Long-term project archival

Posted March 6, 2022 by Alin Dobra and Thomas Samant ‐ 5 min read

In this blog we lay out a plan on how to support long-term project archival in tiCrypt.

In this blog, we lay out a plan to support long-term project archival in tiCrypt.

Motivation

As hosted projects reach the end of life in tiCrypt, clear plans need to be made to archive all project assets such as files, encrypted drives, and project members. Ideally, strong support exists in tiCrypt to allow seamless archival of such projects to free resources but maintain project security.

To meet the usability and security goal of tiCrypt, the following desirable properties need to be completed by the archival process:

  • All the project state needs to be archived. This includes the files, groups, encrypted drives, and membership information.
  • Direct support for archiving needs to be provided in both the tiCrypt frontend and backend.
  • Mechanisms to query and un-archive a project are needed.
  • A long-term (10+ years) solution for the project asset decryption needs to be supported. Such a solution needs to consider that project members might no longer be associated with the organization when the project is un-archived. Several questions are essential:
    • Given those original users might not be available to decrypt the project assets, how can the decryption take place?
  • How to protect the decryption mechanism from attacks. Specifically, how can the strong protection tiCrypt guarantees for active projects be extended to archived projects?
    • Archived projects need to be stored on cheap, “cold” storage solutions such as magnetic tapes. How does the un-archiving process work operationally?

Overview of Feature

There are two aspects of the technical solution needed that need careful consideration:

  1. How to allow project asset decryption in the future without reliance on current users?

    • The key idea is to introduce a “project user” (at the project creation or just before archiving) that can decrypt all the project assets.
    • This project user should have a carefully controlled private key to control under what circumstances decryption can take place
    • The escrow mechanism is perfect for recovering the project user key since it requires a multi-party agreement. No one user will be able to decrypt project files unilaterally; an escrowed key recovery must take place.
  2. How to “package” project assets in a reasonably efficient manner and easy to store externally?

    • The backup mechanism already contains most of the required features.
    • Performing a “full checkpoint” for the backup will ensure that the complete state of all assets is saved.
    • The backup mechanism is already capable of recovering assets.
    • Data security is already guaranteed for the backup mechanism.
    • Data backup produces files archived with any existing mechanism, such as sftp transfers and file copying. This will ensure smooth integration with other archival technologies.

The Project User

Much like a regular user, the project user will have a private-public key pair generated upon project creation or later by one of the project administrators.

The public key of the project user, like all user public keys, will be stored in the database maintained by the tiCrypt backend and made available to all project members. When a project asset is created (or later shared with the project user), the asset key is shared with the project user using the same mechanism assets are shared with regular users (encrypt asset key with project user’s public key and store in the database). Only knowledge of the public key is needed for such cryptographic key exchange.

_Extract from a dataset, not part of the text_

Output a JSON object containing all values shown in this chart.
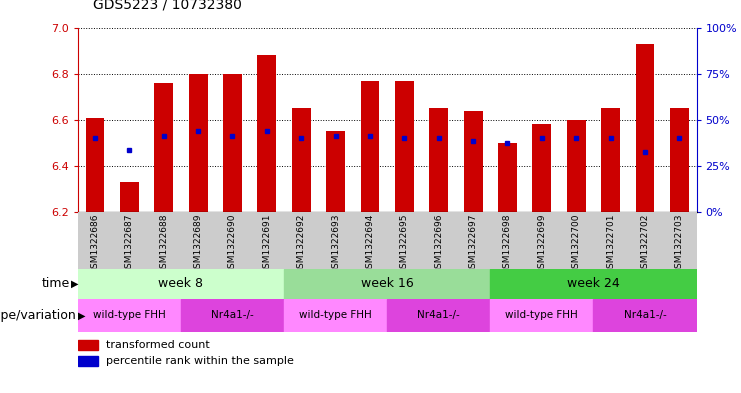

The private key of the project user is dealt with differently than the user’s private keys. Instead of being handed over to some user and being protected by a password, the escrow mechanism will be used to ensure future recovery of the private key at the time the project un-archiving happens. Specifically, this means that the project user’s private key cannot be recovered past the creation point without using the multi-party key recovery mechanism implemented by the de-escrow procedure. Nobody, including project managers, will be able to recover the project user’s private key outside the de-escrowing mechanism. Should a user with access to all project assets participate in the project un-archiving, there will be no need to recover the project user’s private key (the files can be decrypted by the user using their private key).

The archival project mechanism will ensure that all assets have keys for the project user before the project archival completes to provide future decryption capabilities. This way, recovering the project user’s key will suffice in the future un-archiving process. To ensure the future decryption of project assets, the project users need to be permanently kept in good standing with the escrow mechanism. Specifically, as escrow users get added and removed from escrow groups, the project user’s private key parts for all archived projects need to be “handed over” to new escrow users using the same mechanism employed for regular user keys.

Archival Process Mechanics

Project archival will be distinct from the tiCrypt backup mechanism but will share a significant number of mechanisms. Specifically, the archival process will:

  1. Create a directory structure similar to the backup mechanism.
  2. The encrypted drives will be fully archived (the equivalent of the backup checkpoint).
  3. Files belonging to the project will be archived.
  4. All project metadata will be archived in an SQLite database similar to the backup mechanism. This includes:
  • file metadata and directory structure
  • group metadata
  • member user metadata
  • drive metadata
  1. The database will be used to “query” the archive content without the entire archive data being present; this is a similar mechanism to the existing backup.

Timeline

We expect to have the project archival feature released into production by December 2022.